Ketua DPW LSM KOREK Riau, Miswan, menyatakan bahwa meskipun Pemerintah Kabupaten Rokan Hulu memperoleh opini Wajar Tanpa Pengecualian (WTP), DPRD dan Inspektorat tidak boleh mengabaikan penekanan yang diberikan BPK terkait pengelolaan kas daerah, perencanaan APBD, serta utang belanja yang nilainya mencapai ratusan miliar rupiah.

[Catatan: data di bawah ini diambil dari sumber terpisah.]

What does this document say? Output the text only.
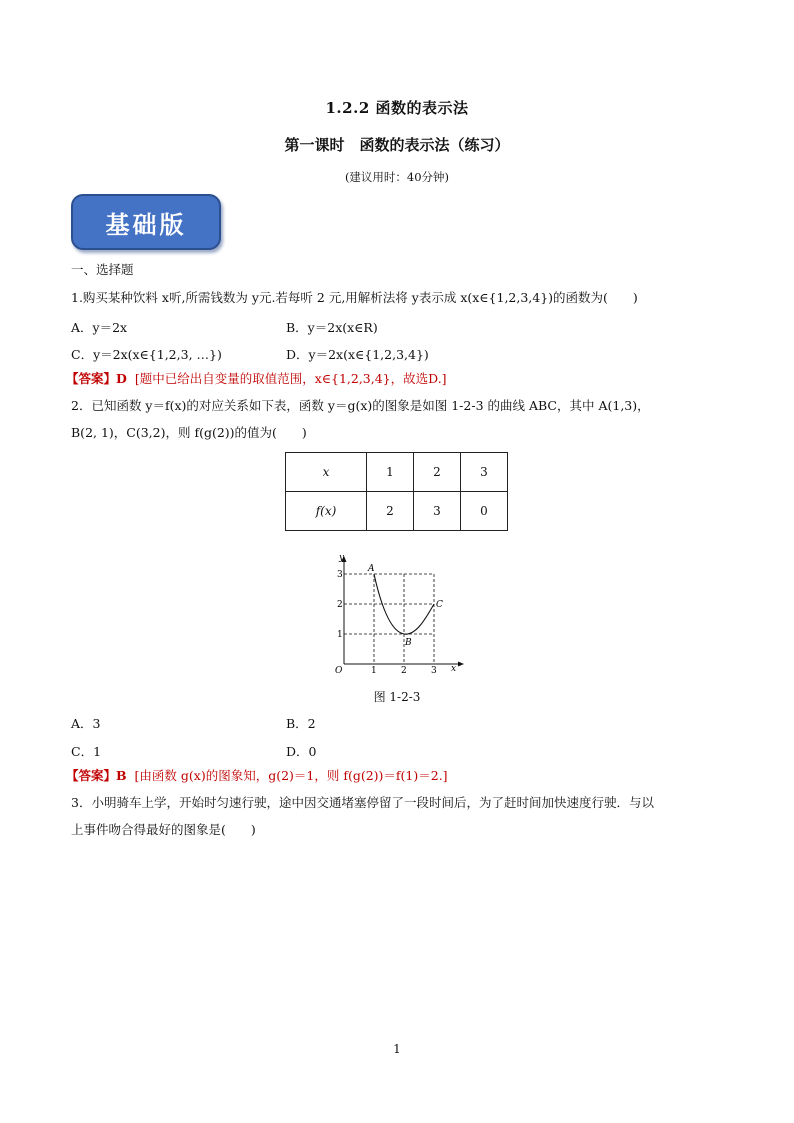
1.2.2 函数的表示法
第一课时　函数的表示法（练习）
(建议用时：40分钟)
基础版
一、选择题
1.购买某种饮料 x听,所需钱数为 y元.若每听 2 元,用解析法将 y表示成 x(x∈{1,2,3,4})的函数为(　　)
A．y＝2x	B．y＝2x(x∈R)
C．y＝2x(x∈{1,2,3, …})	D．y＝2x(x∈{1,2,3,4})
【答案】D [题中已给出自变量的取值范围，x∈{1,2,3,4}，故选D.]
2．已知函数 y＝f(x)的对应关系如下表，函数 y＝g(x)的图象是如图 1-2-3 的曲线 ABC，其中 A(1,3)，
B(2, 1)，C(3,2)，则 f(g(2))的值为(　　)
x	1	2	3
f(x)	2	3	0
y
x
O
1
2
3
1	2	3
A
B
C
图 1-2-3
A．3	B．2
C．1	D．0
【答案】B [由函数 g(x)的图象知，g(2)＝1，则 f(g(2))＝f(1)＝2.]
3．小明骑车上学，开始时匀速行驶，途中因交通堵塞停留了一段时间后，为了赶时间加快速度行驶．与以
上事件吻合得最好的图象是(　　)
1
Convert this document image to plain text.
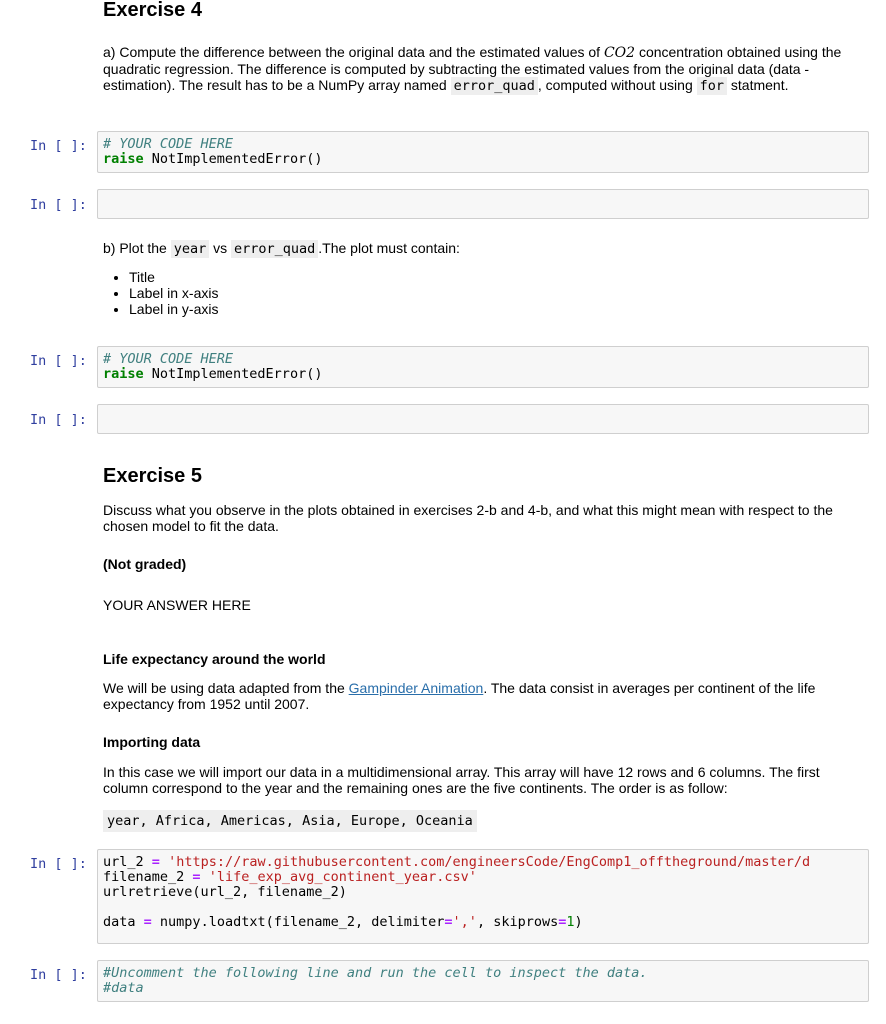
Exercise 4
a) Compute the difference between the original data and the estimated values of CO2 concentration obtained using the quadratic regression. The difference is computed by subtracting the estimated values from the original data (data - estimation). The result has to be a NumPy array named error_quad , computed without using for statment.
In [ ]:	# YOUR CODE HERE
raise NotImplementedError()
In [ ]:
b) Plot the year vs error_quad .The plot must contain:
• Title
• Label in x-axis
• Label in y-axis
In [ ]:	# YOUR CODE HERE
raise NotImplementedError()
In [ ]:
Exercise 5
Discuss what you observe in the plots obtained in exercises 2-b and 4-b, and what this might mean with respect to the chosen model to fit the data.
(Not graded)
YOUR ANSWER HERE
Life expectancy around the world
We will be using data adapted from the Gampinder Animation. The data consist in averages per continent of the life expectancy from 1952 until 2007.
Importing data
In this case we will import our data in a multidimensional array. This array will have 12 rows and 6 columns. The first column correspond to the year and the remaining ones are the five continents. The order is as follow:
year, Africa, Americas, Asia, Europe, Oceania
In [ ]:	url_2 = 'https://raw.githubusercontent.com/engineersCode/EngComp1_offtheground/master/d
filename_2 = 'life_exp_avg_continent_year.csv'
urlretrieve(url_2, filename_2)

data = numpy.loadtxt(filename_2, delimiter=',', skiprows=1)
In [ ]:	#Uncomment the following line and run the cell to inspect the data.
#data
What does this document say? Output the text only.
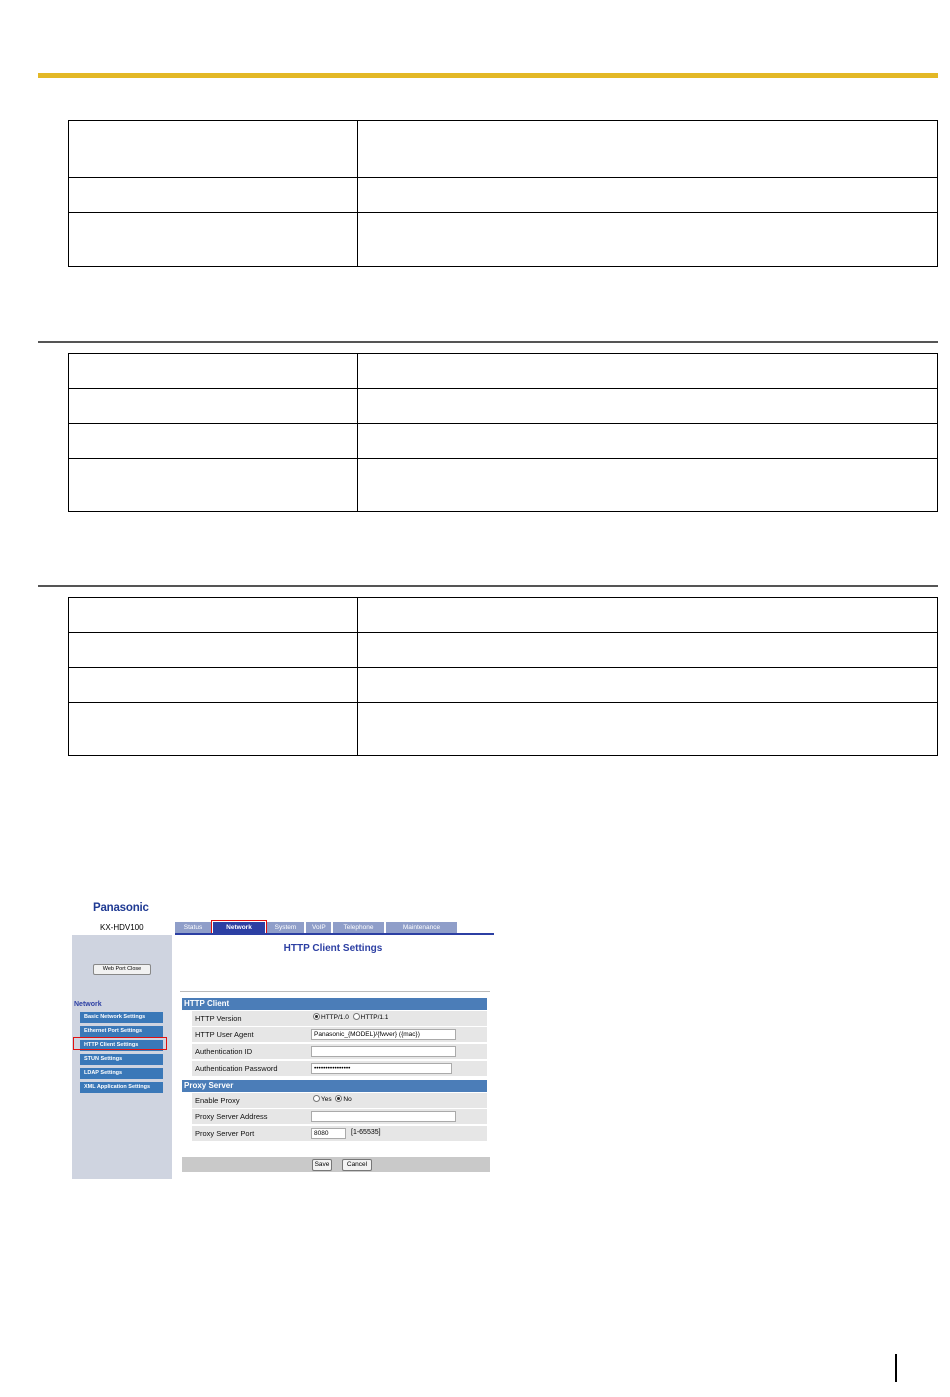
Panasonic
KX-HDV100	Status	Network	System	VoIP	Telephone	Maintenance
Web Port Close
Network
Basic Network Settings
Ethernet Port Settings
HTTP Client Settings
STUN Settings
LDAP Settings
XML Application Settings
HTTP Client Settings
HTTP Client
HTTP Version	HTTP/1.0 HTTP/1.1
HTTP User Agent	Panasonic_{MODEL}/{fwver} ({mac})
Authentication ID
Authentication Password	••••••••••••••••
Proxy Server
Enable Proxy	Yes No
Proxy Server Address
Proxy Server Port	8080	[1-65535]
Save	Cancel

"Opini WTP bukan berarti tidak ada persoalan. Catatan dan penekanan BPK harus menjadi perhatian serius. Kami meminta DPRD menjalankan fungsi pengawasan secara maksimal dan Inspektorat melakukan pembinaan serta pemeriksaan terhadap OPD yang terkait," ujar Miswan.
LSM KOREK Riau juga meminta DPRD membentuk agenda pembahasan khusus bersama Tim Anggaran Pemerintah Daerah (TAPD) dan OPD terkait guna mengetahui penyebab terjadinya penggunaan dana yang dibatasi penggunaannya, serta munculnya utang belanja dan kekurangan pendanaan sebagaimana dijelaskan dalam LHP BPK.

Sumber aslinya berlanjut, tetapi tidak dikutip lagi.